Presse und Medien
Communal – 18. Februar 1988
Peter Zadek, Lulu ,Wedekind, Hamburger Schauspielhaus
WAS ZU BEWEISEN WAR
Helnwein schockt Ruehmkorf
Sieht man aber das Plakat und käme - bei dem Wedekindschen Thema - überhaupt auf die schwachsinnige Idee, irgendetwas "Diskriminierendes" herauszulfieseln, so könnte das auf dem Plakat allerhöchstens der dicke, hypnotisierte Lustgreis sein, der auf Lulus im Halbprofil gezeigtes Bärchen starrt ..
Helnwein, der Schoepfer der Ausstattung von Kresniks Macbeth (eine Ausstellung von ihm ist gegenwaertig in der Guinness-Galerie in der Friedrich-Ebert-Anlage zu sehen) hat auch das Plakat fuer Zadeks "Lulu" am Hamburger Schauspielhaus gefertigt.
Darueber hat sich Frau Eva Ruehmkorf, Vorsitzende der "Leitstelle Gleichstellung der Frau" beim Hamburger Senat und bundesweit bekannt, empoert. Mit den klassischen Anwuerfen "Eindeutig Frauendiskriminierend" und "Die Grenze der Kunst ueberschritten fordert sie die Kassierung des Plakates.

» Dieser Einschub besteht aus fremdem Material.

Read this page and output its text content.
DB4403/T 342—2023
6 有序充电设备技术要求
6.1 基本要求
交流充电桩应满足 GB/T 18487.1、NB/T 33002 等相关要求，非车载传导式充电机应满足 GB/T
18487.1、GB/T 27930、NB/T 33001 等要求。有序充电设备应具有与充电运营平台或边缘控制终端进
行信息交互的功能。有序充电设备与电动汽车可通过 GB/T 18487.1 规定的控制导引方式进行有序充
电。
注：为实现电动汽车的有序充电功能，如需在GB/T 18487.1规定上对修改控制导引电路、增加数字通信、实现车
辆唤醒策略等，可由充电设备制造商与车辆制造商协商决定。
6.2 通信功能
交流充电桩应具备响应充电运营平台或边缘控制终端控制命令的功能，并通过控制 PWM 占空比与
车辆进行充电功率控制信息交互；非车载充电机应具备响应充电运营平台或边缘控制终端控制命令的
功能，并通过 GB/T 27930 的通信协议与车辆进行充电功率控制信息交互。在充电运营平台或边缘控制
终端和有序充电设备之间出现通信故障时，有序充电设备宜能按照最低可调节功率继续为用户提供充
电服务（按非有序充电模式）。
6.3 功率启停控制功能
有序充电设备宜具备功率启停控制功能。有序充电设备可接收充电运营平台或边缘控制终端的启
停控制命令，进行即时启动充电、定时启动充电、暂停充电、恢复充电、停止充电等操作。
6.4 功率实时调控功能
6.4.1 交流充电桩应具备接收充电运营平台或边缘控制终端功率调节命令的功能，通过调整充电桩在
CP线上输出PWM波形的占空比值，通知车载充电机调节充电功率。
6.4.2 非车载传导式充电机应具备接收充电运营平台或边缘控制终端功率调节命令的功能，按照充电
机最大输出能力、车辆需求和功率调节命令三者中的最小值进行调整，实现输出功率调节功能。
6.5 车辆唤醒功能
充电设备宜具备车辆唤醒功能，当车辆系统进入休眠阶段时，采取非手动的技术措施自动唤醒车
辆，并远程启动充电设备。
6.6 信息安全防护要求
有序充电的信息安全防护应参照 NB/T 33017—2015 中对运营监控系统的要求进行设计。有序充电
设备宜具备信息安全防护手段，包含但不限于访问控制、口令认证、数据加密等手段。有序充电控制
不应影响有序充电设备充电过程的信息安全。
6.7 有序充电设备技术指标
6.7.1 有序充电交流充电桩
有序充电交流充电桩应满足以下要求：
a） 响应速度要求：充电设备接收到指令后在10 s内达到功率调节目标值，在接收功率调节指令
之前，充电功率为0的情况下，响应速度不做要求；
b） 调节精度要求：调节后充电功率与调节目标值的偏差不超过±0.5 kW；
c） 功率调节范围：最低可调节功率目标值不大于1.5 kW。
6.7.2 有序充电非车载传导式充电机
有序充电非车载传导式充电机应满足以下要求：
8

Liest man das, und denkt an das Gespann Lulu-Zadek-Helnwein, so koennte man sich schon ein Lustmonster vorstellen (das natuerlich auch dann in die Oeffentlichkeit gehoerte). Sieht man aber das Plakat und kaeme - bei dem Wedekindschen Thema - ueberhaupt auf die schwachsinnige Idee, irgendetwas "Diskriminierendes" herauszulfieseln, so koennte das auf dem Plakat allerhoechstens der dicke, hypnotisierte Lustgreis sein, der auf Lulus im Halbprofil gezeigtes Bärchen starrt, wie der Pfaffe auf die trinitatische Triangel. Darauf, dass nach Frauenart sich ferner sogleich die Haelfte der Menschheit diskriminiert fuehlen muesste, muss man durch allerlei Exerzitien erdtmal kommen.
Was mag Eva Ruehmkorf bloss meinen? Zumal ja nicht der haeufig inkriminierte Nuttenschenkel ins Spiel kommt,sondern eher ein biederer Haushaltsschenkel. Meint sie, das der Bär der Frau per se diskriminiert, ist sie sich einig mit den Pfaffen des Mittelalters, dass da dem Weibe Minderwertiges zwischen den Beinen faeltelt und spriesst, das man besser verhuelle?
Ich schlage vor, dass die Bewegungsfrauen noch einmal versuchen mit ihren Hoehlen, Sekreten und Druesen ins Reine zu kommen, und bis auf weiteres die in Ruhe lassen, die sich damit lustvoll die Zeit vertreiben und auch die, die sich voteuristisch und kuenstlerisch, geil und streitbar mit den Freuden und Leiden und Kraempfen der Lust und der Geschlechterraenke auseinandersetzen.
Wie kommen wir denn dazu, uns von Ruehmkorfs mit Reinigungszwang die Welt putzen zu lassen?
Und wenn eine wie Frau Ruehmkorf diesen traurigen Zwangshandlungen des verspiesserten Mittelstandes unterliegt, wie moegen erst die unterbelichteten Sektiererinnen in der Kampagne den unausgemessenen Spielraum eines Emma-Gesetzes nutzen. Lohmann sei wachsam!